Inflation and growth are both expected to ease across 2023, according to Julius Baer’s Chief Economist David Kohl, who was addressing a Guernsey audience.
The high-inflation era may slowly be coming to an end globally, but economic growth is also going to slow down, as the impact of many governments’ monetary policy begins to be felt by economies.
Much of the global economy experienced cost-push inflation – increases in prices of goods and services caused by a rise in the cost of raw materials – across 2022, caused by spikes in energy prices especially, as a result of war in Europe. To combat this, many central banks raised interest rates, a tightened monetary policy stance which will lead to a growth slow down this year.
Mr Kohl (pictured) said that Julius Baer’s analysts are now seeing the differing economic results of different governments’ approaches to fighting inflation: “What we have observed is that it matters how countries dealt with cost-push inflation,” he said. “Each nation dealt with it differently and we’re now seeing the effects of that, represented in varying recovery rates and current 12-month inflation figures.
“In Spain, for example, inflation is around 4%. Their government took a fiscal policy approach and subsidised energy prices from the outset, which seems to have limited the inflationary effect of increased energy costs on other aspects of the economy. For example, a factory where the energy costs stay relatively stable doesn’t have to increase the cost of what it produces for consumers, so consumers are not hit as hard.”

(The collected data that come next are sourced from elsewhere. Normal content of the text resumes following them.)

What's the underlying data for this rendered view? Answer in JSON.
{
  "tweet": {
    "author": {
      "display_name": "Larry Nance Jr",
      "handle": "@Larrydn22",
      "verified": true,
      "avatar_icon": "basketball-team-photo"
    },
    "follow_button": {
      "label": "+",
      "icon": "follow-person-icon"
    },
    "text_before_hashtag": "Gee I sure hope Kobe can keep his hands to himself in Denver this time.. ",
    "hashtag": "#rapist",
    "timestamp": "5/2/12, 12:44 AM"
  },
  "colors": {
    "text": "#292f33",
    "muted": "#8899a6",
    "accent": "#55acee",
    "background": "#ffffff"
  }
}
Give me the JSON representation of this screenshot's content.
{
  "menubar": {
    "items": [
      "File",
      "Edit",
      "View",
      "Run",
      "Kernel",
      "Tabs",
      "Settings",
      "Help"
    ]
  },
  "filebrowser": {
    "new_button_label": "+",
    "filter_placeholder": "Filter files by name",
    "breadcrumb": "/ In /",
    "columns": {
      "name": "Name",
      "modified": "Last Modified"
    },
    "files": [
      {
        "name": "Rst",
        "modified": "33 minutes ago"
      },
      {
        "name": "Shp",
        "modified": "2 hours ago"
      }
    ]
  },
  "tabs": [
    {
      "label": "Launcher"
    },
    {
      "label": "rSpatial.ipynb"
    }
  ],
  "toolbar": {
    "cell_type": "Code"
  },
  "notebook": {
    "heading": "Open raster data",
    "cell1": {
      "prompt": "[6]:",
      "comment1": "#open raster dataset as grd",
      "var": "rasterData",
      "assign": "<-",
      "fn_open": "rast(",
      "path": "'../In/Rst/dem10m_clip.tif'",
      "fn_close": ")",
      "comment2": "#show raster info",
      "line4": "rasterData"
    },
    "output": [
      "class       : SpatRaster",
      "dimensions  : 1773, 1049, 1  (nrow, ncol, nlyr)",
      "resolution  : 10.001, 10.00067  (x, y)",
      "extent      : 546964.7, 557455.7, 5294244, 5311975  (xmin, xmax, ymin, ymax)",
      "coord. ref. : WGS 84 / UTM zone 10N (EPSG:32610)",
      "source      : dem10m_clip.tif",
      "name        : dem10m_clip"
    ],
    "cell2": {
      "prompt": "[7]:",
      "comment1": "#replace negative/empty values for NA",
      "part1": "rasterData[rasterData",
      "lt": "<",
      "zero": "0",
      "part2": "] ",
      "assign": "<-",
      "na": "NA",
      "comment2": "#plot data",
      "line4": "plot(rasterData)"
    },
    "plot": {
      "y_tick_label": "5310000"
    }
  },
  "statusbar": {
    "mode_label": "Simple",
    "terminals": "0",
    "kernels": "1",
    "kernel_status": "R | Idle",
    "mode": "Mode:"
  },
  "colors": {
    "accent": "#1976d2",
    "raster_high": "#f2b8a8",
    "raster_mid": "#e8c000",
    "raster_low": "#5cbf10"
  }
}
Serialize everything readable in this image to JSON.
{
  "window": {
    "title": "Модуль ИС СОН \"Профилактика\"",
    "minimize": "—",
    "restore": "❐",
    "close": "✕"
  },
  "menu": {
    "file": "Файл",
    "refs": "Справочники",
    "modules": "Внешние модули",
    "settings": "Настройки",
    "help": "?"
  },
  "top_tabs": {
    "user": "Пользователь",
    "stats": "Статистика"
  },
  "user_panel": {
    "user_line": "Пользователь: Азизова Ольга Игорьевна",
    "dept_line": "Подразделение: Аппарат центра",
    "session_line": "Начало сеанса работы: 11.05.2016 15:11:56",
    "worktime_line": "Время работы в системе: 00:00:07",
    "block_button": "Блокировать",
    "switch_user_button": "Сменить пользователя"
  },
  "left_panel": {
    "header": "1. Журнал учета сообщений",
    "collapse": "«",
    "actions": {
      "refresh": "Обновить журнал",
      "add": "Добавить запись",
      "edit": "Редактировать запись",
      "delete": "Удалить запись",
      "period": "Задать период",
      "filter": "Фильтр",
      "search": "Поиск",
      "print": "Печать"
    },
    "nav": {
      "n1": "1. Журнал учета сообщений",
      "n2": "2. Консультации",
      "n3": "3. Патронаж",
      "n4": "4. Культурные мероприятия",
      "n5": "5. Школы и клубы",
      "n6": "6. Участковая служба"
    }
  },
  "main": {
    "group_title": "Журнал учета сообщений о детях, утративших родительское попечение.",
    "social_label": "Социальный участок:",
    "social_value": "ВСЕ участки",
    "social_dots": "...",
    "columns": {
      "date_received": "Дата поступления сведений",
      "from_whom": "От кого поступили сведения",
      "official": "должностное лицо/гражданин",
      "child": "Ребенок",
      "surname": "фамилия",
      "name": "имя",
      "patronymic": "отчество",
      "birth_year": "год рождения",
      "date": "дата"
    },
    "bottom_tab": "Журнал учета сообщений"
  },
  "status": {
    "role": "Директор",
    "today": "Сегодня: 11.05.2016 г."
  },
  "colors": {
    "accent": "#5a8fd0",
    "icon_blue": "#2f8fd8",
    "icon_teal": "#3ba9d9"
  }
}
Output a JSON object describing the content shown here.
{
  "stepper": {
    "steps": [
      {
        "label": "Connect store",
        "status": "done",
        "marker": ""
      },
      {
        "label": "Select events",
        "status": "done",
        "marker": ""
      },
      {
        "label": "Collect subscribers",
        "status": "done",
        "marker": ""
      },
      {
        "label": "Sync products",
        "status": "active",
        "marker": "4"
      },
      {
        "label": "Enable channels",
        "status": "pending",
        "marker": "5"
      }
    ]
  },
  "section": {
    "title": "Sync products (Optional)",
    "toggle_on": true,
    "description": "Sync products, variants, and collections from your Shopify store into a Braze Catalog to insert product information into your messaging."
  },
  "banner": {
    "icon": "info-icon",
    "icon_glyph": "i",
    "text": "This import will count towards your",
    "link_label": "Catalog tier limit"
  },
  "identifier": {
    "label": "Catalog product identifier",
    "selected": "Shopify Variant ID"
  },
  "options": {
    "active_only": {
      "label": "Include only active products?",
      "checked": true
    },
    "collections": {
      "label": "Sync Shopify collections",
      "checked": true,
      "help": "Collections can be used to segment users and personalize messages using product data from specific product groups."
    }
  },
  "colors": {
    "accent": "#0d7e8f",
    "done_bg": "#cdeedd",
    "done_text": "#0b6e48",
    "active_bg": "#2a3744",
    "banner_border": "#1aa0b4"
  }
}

Indications show, however, that inflation is starting to fall as 12-month figures move past the high-inflation period of early-2022. In the US, inflation is now at around 5%, down from a peak of around 10% last year. This cool down is being seen in economies around the world.
Slow down, not recession
While inflation is slowing, so is economic growth, as indicated by interest rates remaining relatively high and a decrease in consumer demand. However, Mr Kohl is not predicting a recession.
“Despite an undoubted slow down in economic growth, which is clearly happening and going to happen, it seems that a recession will be avoided. This is because the economy is actually in quite a resilient position, with many healthy balance sheets, a low level of investment imbalance, an increase in global trade, and demand for employment remaining high,” he said.
“All these factors indicate that there is a base level of stability which will insulate the economy from the worst effects of the slow down in growth. Trade between the US and China has never been at a higher level, and global trade, which is a big indicator of economic health, is now a multi-polar operation, with countries like Turkey and Russia in between the two traditional economic poles of the US and China.”
The arena for investors
Also speaking at the event was Craig Allen, Julius Baer’s Head of Investment Management Guernsey. Mr Allen delivered an update on what investors can expect throughout the rest of 2023.
2022 was a poor year for returns on both equities and bonds; it is unusual for both to perform poorly at the same time. But Mr Allen outlined that when this has happened historically, the following years tend to be characterised by a strong bounce back.
“2022 was the worst year on record for annual returns across the two types of holdings,” he said. “But history shows that it’s extremely unlikely that we’ll get two years in a row of poor performance like that. If we take 1931 as an example of a very bad year, a portfolio invested 60/40 in US equities and US bonds finished the first year down by 5.4%, but ended the second year up by 20.4%, so we have historically seen strong recoveries after poor years.”
Mr Allen said that corporate bonds represent a good option for risk-averse clients, but cautioned that any investment made should be in a diverse portfolio that is protected against shocks in any one area.
“The overall investment picture is a reasonable one,” he said. “Equities are probably around fair market value again, and corporate bonds are providing a reasonable return that would have been unimaginable even a few years ago. As ever, a bit of caution is required when comparing company benchmarks in equities. In the US much of the S&P 500 – an index tracking the stock market performance of the 500 largest listed companies in the US – is skewed by the performance of the eight big tech players, including Microsoft, Apple and Alphabet.”
Mr Kohl and Mr Allen were presenting at Julius Baer’s Guernsey Market Outlook event, hosted at the Old Government House Hotel on Wednesday 17 May 2023.